Former Inspector General Suing State For Wrongful Termination After Narconon Whistleblowing
OKLAHOMA CITY - A state Inspector General who wanted to shut down the Scientology-based Narconon Arrowhead drug treatment facility is suing the state. Kim Poff says she was fired after blowing the whistle on an attempted cover up.
A motion asking for a jury trial in the case was filed in Federal Court Tuesday. In the filing Poff says she not only lost her job with the Department of Mental Health and Substance Abuse when she pushed to shut down Narconon, but was then fired from her new job at DHS when her attorney told News 9 about what was going on.
On August 19th, 2014 in this story - Narconon Investigators Sue Department Of Mental Health And Substance Abuse - News 9 reported on Poff’s firing from the Department of Mental Health and Substance Abuse. In court filings at that time, Poff alledged that Commissioner Terry White and other leadership in the agency attempted to hide the findings of her investigation into the deaths of three people at the facility because they "did not want to get involved with litigation involving the Church of Scientology." Poff says she was terminated when she continued to push the state to shut down the facility.
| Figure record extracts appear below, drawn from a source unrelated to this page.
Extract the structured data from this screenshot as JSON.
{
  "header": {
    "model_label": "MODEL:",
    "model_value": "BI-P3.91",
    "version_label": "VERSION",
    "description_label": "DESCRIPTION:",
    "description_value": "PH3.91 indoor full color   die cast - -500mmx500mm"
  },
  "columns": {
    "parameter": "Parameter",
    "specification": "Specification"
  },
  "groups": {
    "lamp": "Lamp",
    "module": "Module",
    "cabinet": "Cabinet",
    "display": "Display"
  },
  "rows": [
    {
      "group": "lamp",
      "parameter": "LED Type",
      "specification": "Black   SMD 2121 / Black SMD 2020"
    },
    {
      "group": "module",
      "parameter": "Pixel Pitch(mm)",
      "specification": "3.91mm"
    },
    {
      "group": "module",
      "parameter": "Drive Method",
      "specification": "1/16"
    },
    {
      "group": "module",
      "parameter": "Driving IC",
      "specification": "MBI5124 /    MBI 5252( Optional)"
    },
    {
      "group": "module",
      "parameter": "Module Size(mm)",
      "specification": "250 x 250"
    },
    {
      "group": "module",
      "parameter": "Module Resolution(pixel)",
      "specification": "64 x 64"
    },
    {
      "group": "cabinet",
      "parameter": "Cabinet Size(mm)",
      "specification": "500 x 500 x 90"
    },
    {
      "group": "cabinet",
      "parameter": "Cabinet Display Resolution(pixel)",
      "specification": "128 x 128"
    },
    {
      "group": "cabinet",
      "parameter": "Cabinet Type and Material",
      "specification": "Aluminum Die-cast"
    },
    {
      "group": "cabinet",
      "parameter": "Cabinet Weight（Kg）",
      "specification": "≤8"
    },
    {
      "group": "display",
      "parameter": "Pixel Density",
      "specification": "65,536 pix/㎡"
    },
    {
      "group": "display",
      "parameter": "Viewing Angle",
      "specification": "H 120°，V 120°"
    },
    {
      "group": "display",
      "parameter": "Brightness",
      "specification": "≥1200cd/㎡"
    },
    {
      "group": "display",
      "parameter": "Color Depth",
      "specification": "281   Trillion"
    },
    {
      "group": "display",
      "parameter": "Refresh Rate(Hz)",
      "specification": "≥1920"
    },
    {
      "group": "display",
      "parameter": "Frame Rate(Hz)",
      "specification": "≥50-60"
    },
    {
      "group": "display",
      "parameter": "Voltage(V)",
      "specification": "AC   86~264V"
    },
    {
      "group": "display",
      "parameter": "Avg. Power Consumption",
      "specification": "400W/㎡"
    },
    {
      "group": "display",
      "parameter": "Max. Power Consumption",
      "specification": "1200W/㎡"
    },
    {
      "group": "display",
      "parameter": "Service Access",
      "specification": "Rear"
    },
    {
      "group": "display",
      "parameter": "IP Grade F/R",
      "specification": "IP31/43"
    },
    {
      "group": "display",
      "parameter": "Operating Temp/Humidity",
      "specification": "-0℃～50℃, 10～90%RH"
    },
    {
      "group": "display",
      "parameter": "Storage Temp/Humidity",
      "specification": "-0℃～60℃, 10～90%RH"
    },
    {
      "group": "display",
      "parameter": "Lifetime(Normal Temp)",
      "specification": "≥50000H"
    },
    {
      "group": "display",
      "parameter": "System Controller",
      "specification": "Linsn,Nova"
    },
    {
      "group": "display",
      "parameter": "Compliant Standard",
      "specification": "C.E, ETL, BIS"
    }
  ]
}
According to the latest motion "Poff was terminated in less than 72 hours from when the story hit the news." Poff's attorney, Rachel Bussett wouldn't comment on the recent filing.
But Gary Richardson, who sued Narconon on behalf of the families of the young people who died there says it appears to him like there was a cover up.
“I have heard through the recent years that that is a concern by the state is having Narconon filed suit against them,” said Richardson Wednesday.
No one from DHS would go on camera, but in legal filings they say DHS director Ed Lake had no idea Poff had been fired from the Department of Mental Health until her story hit the news and when they pulled her file they realized she lied on her application.
Poff's attorney says everyone at DHS involved in hiring her knew what happened at the Dept. of Mental Health before she was hired and the state was conspiring to stop her from talking about it.
A federal judge will now decide if this case will go forward.